Supreme Court Justice Antonin Scalia died on Saturday, leaving a conservative position on the US' highest court open and adding a new dimension to the country's November election.
Scalia, a conservative bulwark and fierce intellect, died at a resort in Texas of an apparent heart attack, aged 79. He had a tremendous influence over American law since his appointment to the Supreme Court in 1986.
Tributes have been pouring in for the judge, but one of the most unique has been from fellow Justice Ruth Bader Ginsberg.
Although the two couldn't have been more different in their politics, Ginsberg and Scalia were close friends who derived pleasure from intellectual debate and a shared love of opera (a parody production called 'Scalia/Ginsberg' premiered last year).
Her words show just how important it is to surround yourself with friends who don't necessarily agree with you: Ginsberg said Scalia was one of her "best buddies" precisely because he challenged her to be better at her job.
Toward the end of the opera Scalia/Ginsburg, tenor Scalia and soprano Ginsburg sing a duet: 'We are different, we are one,' different in our interpretation of written texts, one in our reverence for the Constitution and the institution we serve.
From our years together at the D.C. Circuit, we were best buddies.

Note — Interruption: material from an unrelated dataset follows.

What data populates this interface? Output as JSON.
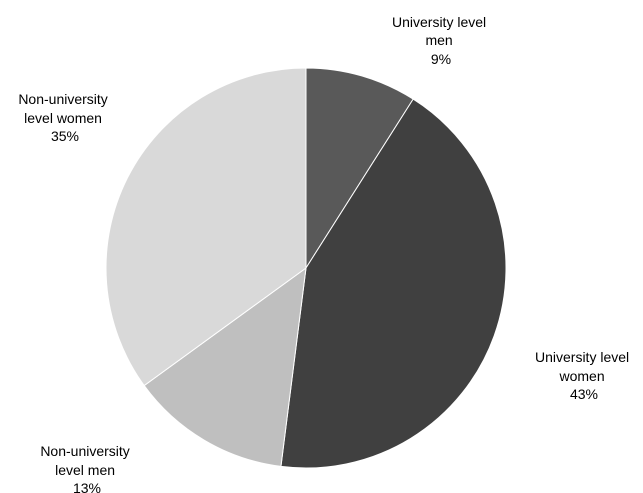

We disagreed now and then, but when I wrote for the Court and received a Scalia dissent, the opinion ultimately released was notably better than my initial circulation. Justice Scalia nailed all the weak spots — the 'applesauce' and 'argle bargle' — and gave me just what I needed to strengthen the majority opinion.
He was a jurist of captivating brilliance and wit, with a rare talent to make even the most sober judge laugh. The press referred to his 'energetic fervour,' 'astringent intellect,' 'peppery prose,' 'acumen,' and 'affability,' all apt descriptions. He was eminently quotable, his pungent opinions so clearly stated that his words never slipped from the reader’s grasp.
Justice Scalia once described as the peak of his days on the bench an evening at the Opera Ball when he joined two Washington National Opera tenors at the piano for a medley of songs. He called it the famous Three Tenors performance. He was, indeed, a magnificent performer. It was my great good fortune to have known him as working colleague and treasured friend.